Has the UK ever had negative interest rates?
No, the Bank of England’s base rate has never been negative since it was founded over three hundred years ago in 1694.
This gives you some indication as to how much of an unprecedented measure the BoE slashing rates to below 0% would be and is something they have always avoided and never resorted to before.
According to Azad Zangana, a senior economist and strategist, a negative base rate is still unlikely to happen despite what’s being reported in the news.
How do negative interest rates affect borrowers?
Negative interest rates can affect borrowers in a good way. Variable loan repayments without fixed rates will be reduced to compensate for a negative interest rate which means you could effectively pay back less than you borrowed, although this is unlikely.
So as ludicrous as this sounds, if the Bank of England’s rate falls below 0%, interest on loan repayments will be nominal to non-existent and so you will not be financially penalised for borrowing money. Where do I sign?!
What do negative interest rates mean for savers?
Negative interest rates mean that UK savings account holders could be financially penalised and may have to pay a bank to store their money.
That's why it’s theoretically anticipated that a negative interest rate could boost the economy as it will encourage everyone to spend, lend and borrow instead of sitting on an expensive nest egg of stagnant savings.
In some countries, where the interest rates are already negative, some wealthy savers have placed their money in vaults, under their mattress or in a household safe, rather than have to pay a bank to look after their funds. However, not everyone will choose to do this as there’s always the risk this money could be stolen or damaged in some way and none of these options are ever going to be as safe and secure as money being held by a bank.
Do you lose money with interest rates?
Historically, interest rates have never caused savers to lose money; only borrowers usually ‘lose money’ by having to pay interest on any amount they borrow.
However, if the BoE does introduce a negative interest rate, then savers could effectively have to pay banks to store their money, similar to how current account holders are charged a fee by a bank for using a current account.
According to inews.co.uk, the Danish Jyske Bank is already charging some customers a fee to store their cash and if the base rate fell below zero, this could theoretically happen in the UK.
If banks start to charge savers for looking after their money, this could lead to some savers taking their money out of banks and stashing their cash at home. It goes without saying that banks won't want this to happen - at all costs!
Are negative interest rates coming in 2021?
On 12 October 2020, the Bank of England’s Deputy Governor and CEO of the Prudential Regulation Authority sent a letter to the UK’s financial sector saying:
“the Bank of England and the Prudential Regulation Authority are commencing structured engagement on the operational considerations of a negative policy rate.”

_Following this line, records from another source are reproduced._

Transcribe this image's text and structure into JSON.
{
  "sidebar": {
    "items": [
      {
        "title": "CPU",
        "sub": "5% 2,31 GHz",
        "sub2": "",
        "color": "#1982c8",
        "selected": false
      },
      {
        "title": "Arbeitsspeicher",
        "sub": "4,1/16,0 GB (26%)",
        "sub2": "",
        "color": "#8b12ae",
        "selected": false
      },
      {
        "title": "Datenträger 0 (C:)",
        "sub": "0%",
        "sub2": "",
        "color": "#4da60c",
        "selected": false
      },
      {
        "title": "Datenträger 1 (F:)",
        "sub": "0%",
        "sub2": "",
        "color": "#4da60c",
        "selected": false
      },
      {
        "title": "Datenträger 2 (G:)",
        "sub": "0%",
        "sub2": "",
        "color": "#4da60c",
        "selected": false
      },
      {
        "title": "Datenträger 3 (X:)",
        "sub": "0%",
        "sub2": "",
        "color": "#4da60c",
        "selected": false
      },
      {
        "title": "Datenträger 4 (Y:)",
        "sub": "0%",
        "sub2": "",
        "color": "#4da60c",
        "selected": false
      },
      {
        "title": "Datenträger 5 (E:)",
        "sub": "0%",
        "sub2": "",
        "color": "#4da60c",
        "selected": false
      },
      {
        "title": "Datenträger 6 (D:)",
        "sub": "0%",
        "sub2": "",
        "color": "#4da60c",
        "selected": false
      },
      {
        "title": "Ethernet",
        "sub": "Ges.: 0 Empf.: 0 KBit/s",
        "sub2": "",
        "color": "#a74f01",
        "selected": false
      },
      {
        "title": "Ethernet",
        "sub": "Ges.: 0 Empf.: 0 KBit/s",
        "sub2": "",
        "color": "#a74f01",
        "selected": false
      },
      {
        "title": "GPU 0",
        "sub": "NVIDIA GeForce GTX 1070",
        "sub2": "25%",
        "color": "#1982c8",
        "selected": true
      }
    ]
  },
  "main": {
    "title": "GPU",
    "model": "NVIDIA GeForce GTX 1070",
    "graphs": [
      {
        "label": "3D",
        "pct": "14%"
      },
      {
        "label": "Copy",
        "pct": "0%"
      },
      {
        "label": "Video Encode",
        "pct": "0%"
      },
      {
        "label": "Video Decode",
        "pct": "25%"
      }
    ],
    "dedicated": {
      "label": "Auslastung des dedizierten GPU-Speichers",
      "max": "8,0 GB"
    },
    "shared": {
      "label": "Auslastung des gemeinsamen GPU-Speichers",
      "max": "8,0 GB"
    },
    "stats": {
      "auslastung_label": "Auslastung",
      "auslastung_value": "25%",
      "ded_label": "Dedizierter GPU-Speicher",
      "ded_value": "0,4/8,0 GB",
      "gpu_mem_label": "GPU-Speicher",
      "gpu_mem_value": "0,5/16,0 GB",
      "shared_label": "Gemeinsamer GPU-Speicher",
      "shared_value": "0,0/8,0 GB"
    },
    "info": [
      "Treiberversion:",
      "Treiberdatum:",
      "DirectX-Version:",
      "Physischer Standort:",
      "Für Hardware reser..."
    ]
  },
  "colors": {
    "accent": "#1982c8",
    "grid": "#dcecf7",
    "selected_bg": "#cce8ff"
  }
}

Notably in this letter, the Deputy Governor, Sam Woods, stresses that nothing in the letter is implying or confirming that the BoE’s Monetary Policy Committee (MPC) will definitely decide to go ahead and slash the BoE rate to 0% or less, or that any firms have to yet prepare for the implementation of this.
The Deputy Governor states he is, at this stage, simply seeking feedback from financial firms about what a negative rate could mean for their businesses and their customers and how readily they could handle such a drastic measure being taken.
However, since that date, another lengthy lockdown has further battered an already heavily-bruised economy that has made the prospect of a negative interest rate much more realistic than was originally anticipated back in October 2020.
So the bottom line is that as of yet, it is still not known whether negative interest rates are coming in 2021, but as we are currently as far removed as possible from interest rates increasing, now could be a good time to look at more profitable ways of saving or investing your money.